I Naglfar, nonostante la scarsa attività live e il gap temporale fra i vari album in studio, sul palco sono una macchina da guerra inarrestabile che ha incendiato questo finale di serata dandoci prova di cosa sono ancora capaci di fare. Speriamo in un nuovo disco più ispirato dell’ultimo e che sappia fare la differenza in quanto ad originalità; la prestazione offerta questa sera non fa dubitare che siano in grado di farlo, dipende forse più dalla volontà in questo caso.

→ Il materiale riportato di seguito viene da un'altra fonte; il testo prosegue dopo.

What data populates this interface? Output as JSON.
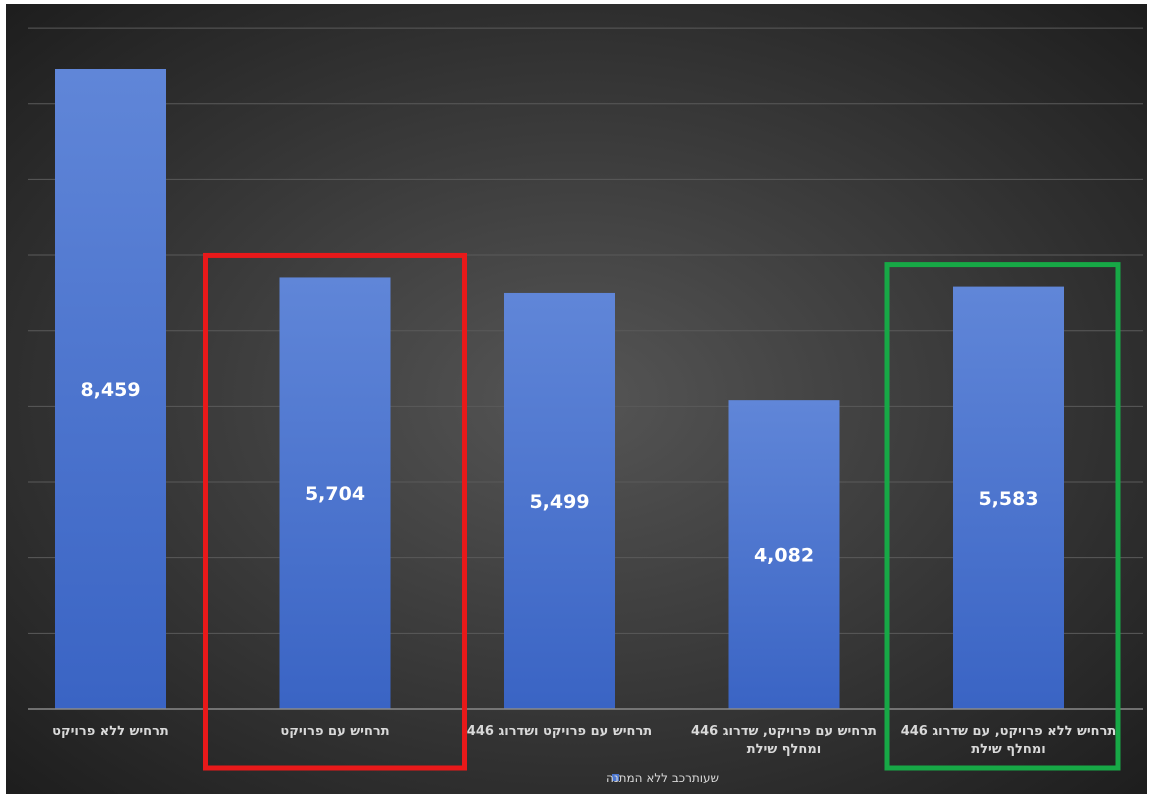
{
  "chart_data": {
    "type": "bar",
    "title": "",
    "xlabel": "",
    "ylabel": "",
    "ylim": [
      0,
      9000
    ],
    "grid": true,
    "legend_position": "bottom",
    "categories": [
      [
        "תרחיש ללא פרויקט"
      ],
      [
        "תרחיש עם פרויקט"
      ],
      [
        "תרחיש עם פרויקט ושדרוג 446"
      ],
      [
        "תרחיש עם פרויקט,  שדרוג 446",
        "ומחלף שילת"
      ],
      [
        "תרחיש ללא פרויקט,  עם שדרוג 446",
        "ומחלף שילת"
      ]
    ],
    "series": [
      {
        "name": "שעותרכב ללא המתנה",
        "values": [
          8459,
          5704,
          5499,
          4082,
          5583
        ],
        "labels": [
          "8,459",
          "5,704",
          "5,499",
          "4,082",
          "5,583"
        ]
      }
    ],
    "highlights": [
      {
        "category_index": 1,
        "color": "#e8191a"
      },
      {
        "category_index": 4,
        "color": "#17a846"
      }
    ]
  },
  "colors": {
    "bar": "#4a75cf",
    "background_center": "#555555",
    "background_edge": "#1e1e1e",
    "gridline": "#5a5a5a",
    "text": "#d9d9d9",
    "value_label": "#ffffff"
  }
}
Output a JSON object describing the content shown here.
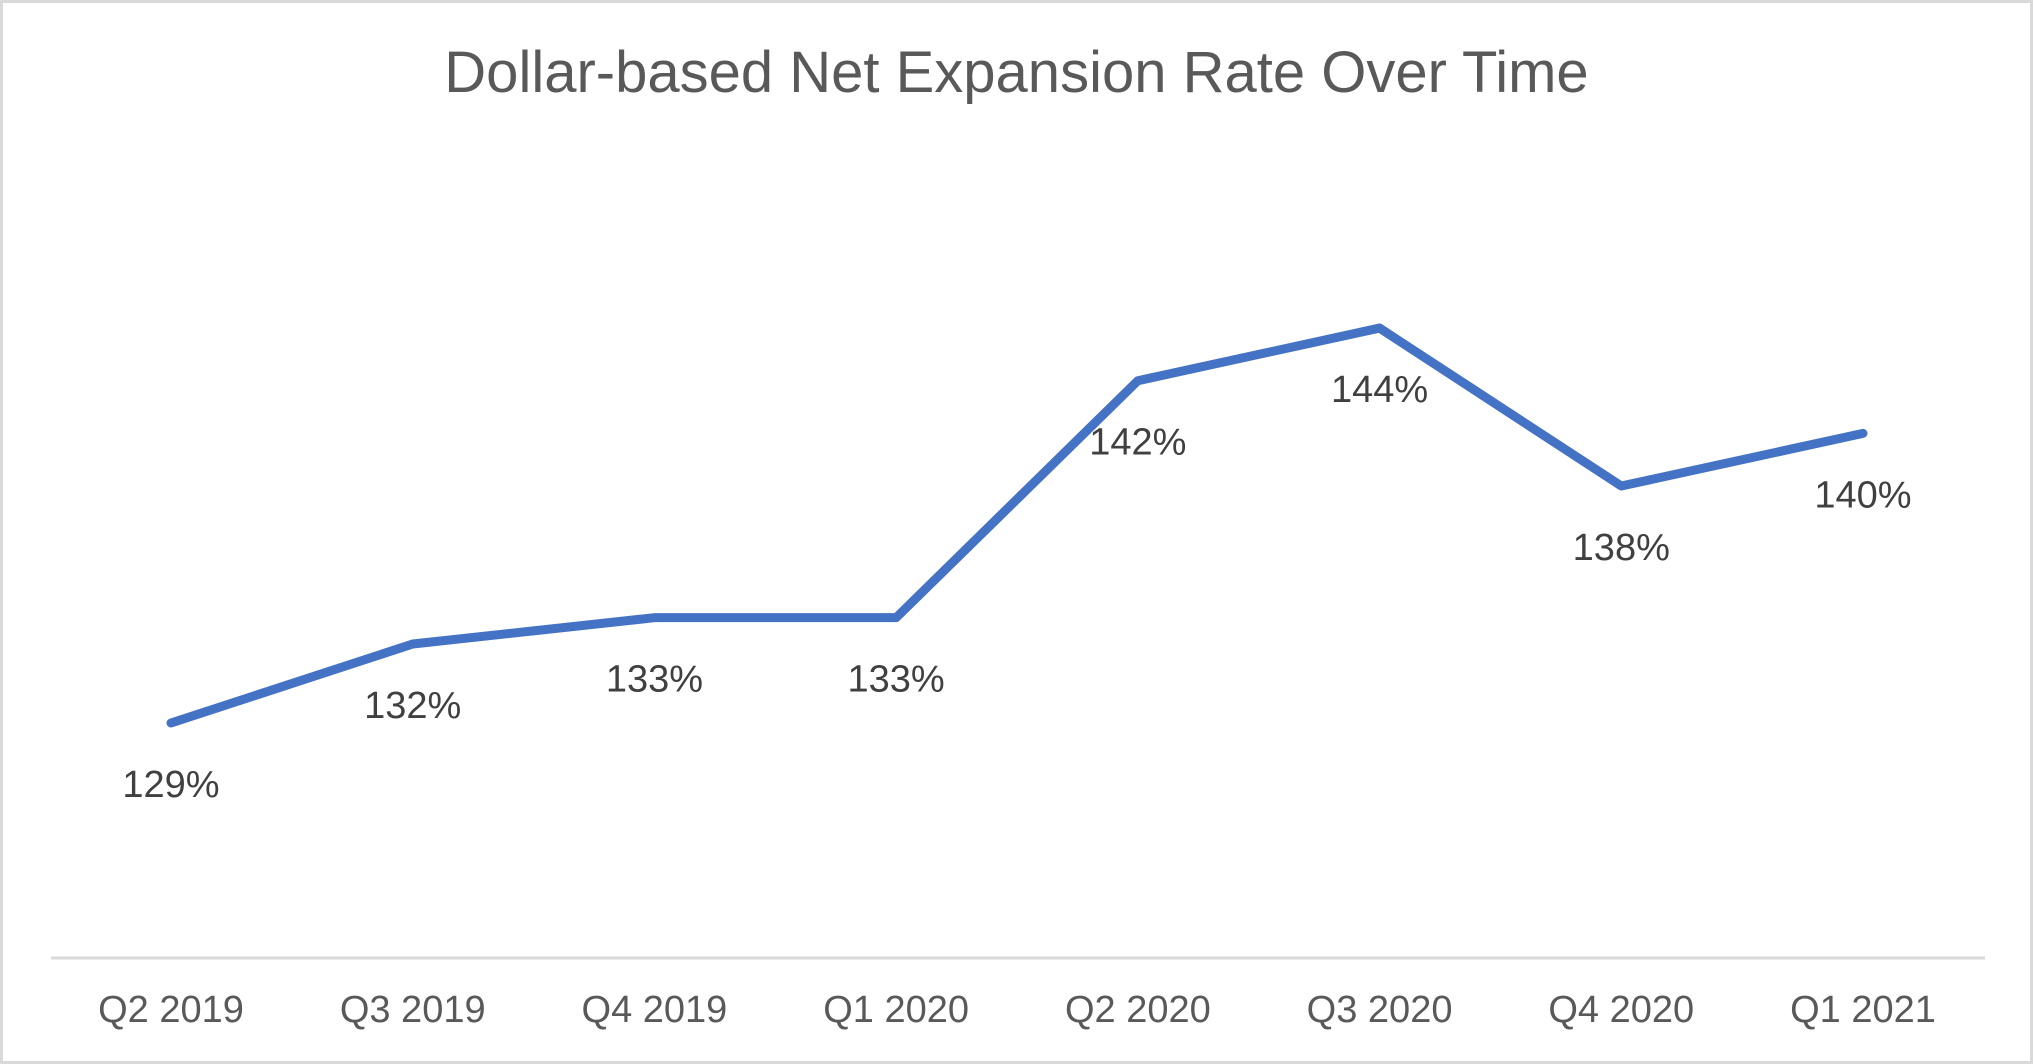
{
  "page": {
    "background_color": "#ffffff",
    "border_color": "#d9d9d9"
  },
  "chart_data": {
    "type": "line",
    "title": "Dollar-based Net Expansion Rate Over Time",
    "categories": [
      "Q2 2019",
      "Q3 2019",
      "Q4 2019",
      "Q1 2020",
      "Q2 2020",
      "Q3 2020",
      "Q4 2020",
      "Q1 2021"
    ],
    "values": [
      129,
      132,
      133,
      133,
      142,
      144,
      138,
      140
    ],
    "data_labels": [
      "129%",
      "132%",
      "133%",
      "133%",
      "142%",
      "144%",
      "138%",
      "140%"
    ],
    "unit": "%",
    "xlabel": "",
    "ylabel": "",
    "y_axis_visible": false,
    "gridlines": false,
    "legend_position": "none",
    "data_label_position": "below",
    "markers": false,
    "line_color": "#4472c4",
    "title_color": "#595959",
    "data_label_color": "#404040",
    "axis_label_color": "#595959",
    "axis_line_color": "#d9d9d9"
  }
}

Sono certa che molti altri qui tra questa mura la pensano come me, mentre altri mi accuseranno di dire stronzate, ma dovremmo imparare tutti quanti a rispettare le opinioni e i gusti altrui e soprattutto, a lasciare le critiche ad altri palcoscenici, noi vogliamo solo quelli su cui salgono band per suonare e offrirci ottima musica live, come in questa serata grazie all’organizzazione di Cult of Chaos, WFR e ovviamente lo Slaughter Club.
Setlist Naglfar:
- Blades
- Cerecloth
- And the World Shall Be Your Grave
- The Darkest Road
- Vortex of Negativity
- Feeding Moloch
- Like Poison for the Soul
- A Swarm of Plagues
- Harvest
In definitiva posso assolutamente definire quella appena trascorsa la classica piacevole serata dove il connubio musica, che ricopre sempre il ruolo di protagonista, e l’incontro con amici e conoscenti che fa sempre piacere vedere per bersi qualche birra insieme e scambiare quattro chiacchiere, ha fatto da scivolo verso quello che sarà il rientro domani per molti di noi alla quotidiana routine lavorativa dopo un weekend più lungo del solito.
Come si suol dire, “bisogna santificare le feste”, e come era l’altro proverbio? Ah sì, “Natale con i tuoi e Pasqua con chi vuoi”, ecco, io Pasquetta l’ho scelta di passare qui, e non me ne sono assolutamente pentita.